Synthetic benchmarks.

David W. Hankins David_Hankins at
Wed Jul 19 20:08:40 UTC 2006

Someone asked me recently about DHCP server performance and how
to tune a large installation.  I thought my findings might be of
some more general use (or might spawn some discussion).

Naturally the first thing I thought of was disk performance: how
many fsync()s per second, and the usual advice about prepending
a "-" to your log file names in /etc/syslog.conf on the Linuxes,
reducing drive activity, etc.  The idea being not to use a
regular local disk, but rather a more capable write-back array
or even a solid-state disk on a battery.

He wanted numbers.

I happened to have a dual opteron system with 4GB of RAM and
a nice (old) 10-spindle raid array whose PCI controller uses a
battery backed-up cache (so it is write-back).

I don't have a solid state disk, so I manufactured a RAMdisk
as a very rough over-approximation.

Some datapoints, then.  First, fsyncs per second (after writing
a fairly average sized lease structure first, every entry in one
of the lease databases one of you users has donated to me over
the years):

  Laptop Hard Drive:					40
  Mylex ExtremeRAID (DAC960 derivative) w/battery:	400
  RAMdisk:						34,966

That doesn't sync up with the "4-7 leases per second" benchmark
we hear off and on when someone visits us to report that ISC
DHCP severely underpforms Windows' (which does not sync its
lease db before answering clients).

So I created a very synthetic benchmark: I altered the DHCP IO
subsystem to pass down a manufactured DHCP DISCOVER and REQUEST
packet that I had foreknowledge the server would answer a
specific way.  Infinite looped it, then counted replies.  The
result is an infinite DISCOVER/OFFER/REQUEST/ACK, and all of
the server's code is excercised (minus the read() to pull the
packet off the socket - one less system call).

This was easier at that moment than constructing a daemon to
spam dhcp client requests.

It should also be noted I disabled ping-check (because of the
infinite loop, the timeout queue would never be processed).

Skipping the laptop hard drive, which I think we know will
do the 4-8 that's been reported in the past, I went straight
for the high performance subsystems.  (Plus, this benchmark
isn't very usable on the laptop (packet flooding the broadcast

  Mylex ExtremeRAID:	160 packets per second (in+out)
  RAMdisk:		10,000 packets per second (in+out)

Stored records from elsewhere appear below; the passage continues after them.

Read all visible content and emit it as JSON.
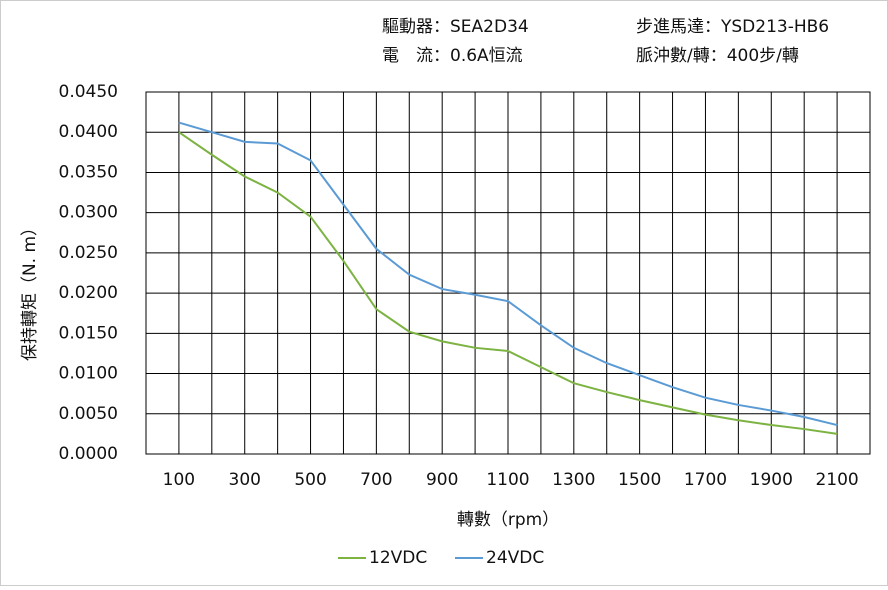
{
  "chart_data": {
    "type": "line",
    "annotations": [
      "驅動器：SEA2D34",
      "步進馬達：YSD213-HB6",
      "電　流：0.6A恒流",
      "脈沖數/轉：400步/轉"
    ],
    "x_label": "轉數（rpm）",
    "y_label": "保持轉矩（N. m）",
    "x": [
      100,
      200,
      300,
      400,
      500,
      600,
      700,
      800,
      900,
      1000,
      1100,
      1200,
      1300,
      1400,
      1500,
      1600,
      1700,
      1800,
      1900,
      2000,
      2100
    ],
    "series": [
      {
        "name": "12VDC",
        "color": "#7cb342",
        "values": [
          0.04,
          0.0372,
          0.0345,
          0.0325,
          0.0295,
          0.024,
          0.018,
          0.0152,
          0.014,
          0.0132,
          0.0128,
          0.0108,
          0.0088,
          0.0077,
          0.0067,
          0.0058,
          0.0049,
          0.0042,
          0.0036,
          0.0031,
          0.0025
        ]
      },
      {
        "name": "24VDC",
        "color": "#5b9bd5",
        "values": [
          0.0412,
          0.04,
          0.0388,
          0.0386,
          0.0365,
          0.031,
          0.0255,
          0.0223,
          0.0205,
          0.0198,
          0.019,
          0.016,
          0.0132,
          0.0113,
          0.0098,
          0.0083,
          0.007,
          0.0061,
          0.0054,
          0.0046,
          0.0036
        ]
      }
    ],
    "xlim": [
      0,
      2200
    ],
    "xticks": [
      100,
      300,
      500,
      700,
      900,
      1100,
      1300,
      1500,
      1700,
      1900,
      2100
    ],
    "x_minor_ticks": [
      200,
      400,
      600,
      800,
      1000,
      1200,
      1400,
      1600,
      1800,
      2000
    ],
    "ylim": [
      0,
      0.045
    ],
    "yticks": [
      {
        "value": 0,
        "label": "0.0000"
      },
      {
        "value": 0.005,
        "label": "0.0050"
      },
      {
        "value": 0.01,
        "label": "0.0100"
      },
      {
        "value": 0.015,
        "label": "0.0150"
      },
      {
        "value": 0.02,
        "label": "0.0200"
      },
      {
        "value": 0.025,
        "label": "0.0250"
      },
      {
        "value": 0.03,
        "label": "0.0300"
      },
      {
        "value": 0.035,
        "label": "0.0350"
      },
      {
        "value": 0.04,
        "label": "0.0400"
      },
      {
        "value": 0.045,
        "label": "0.0450"
      }
    ],
    "grid": true
  }
}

That's packets per second, so you'd have to halve the numbers
to get queries/responses numbers, then halve again to get
offer vs. ack (1 out of every 4 packets is one of these).

So that's 40 offers and 40 acks, 2,500 offers and 2,500 acks
respectively, per second.

Removing the DISCOVERs and going straight for the REQUEST's (I
knew this lease was active in the db, so I knew it would work):

  Mylex ExtremeRAID:	85 packets per second (in+out)
  RAMdisk:		8,500 packets per second (in+out)

That's curious.  I expected ~80 on the RAID array.  Fsync() is
the limiting factor after all, and we do that only on the
requests, so I'd expect to get half the previous number.  But
8,500 is not half of 10,000...that's odd.

Going back to compare fsync()s/s with requests/s:

  Laptop hard drive:	40	4-7?
  Mylex ExtremeRAID:	400	40-42
  RAMdisk A:		34,966	2,500 (discover/offer/request/ack)
  RAMdisk B:		34,966	4,250 (request/ack)

So actual performance is (very) approximately 10% of the fsync()
rate, until you get into the very high number of leases per
second, at which point it is coupled at an even higher 12.2%.
If you are only serving clients in INIT state (or assuming some
worst case), it's lower at 7.2%.  I'm guessing CPU starvation
is the cause, but I haven't had the time to repeat the test and

I wouldn't have expected there to be a curve there (or if there
was a curve, I expected it to go only down, as other non-fsync
related limitations took over as the new bottlenecks and faster
fsyncs mattered less and less).

But both of those are still smaller numbers than I'd previously

Anyway, I thought the above might be interesting to some users,
as at least a guideline in the absence of any true testing.

David W. Hankins	"If you don't do it right the first time,
Software Engineer		you'll just have to do it again."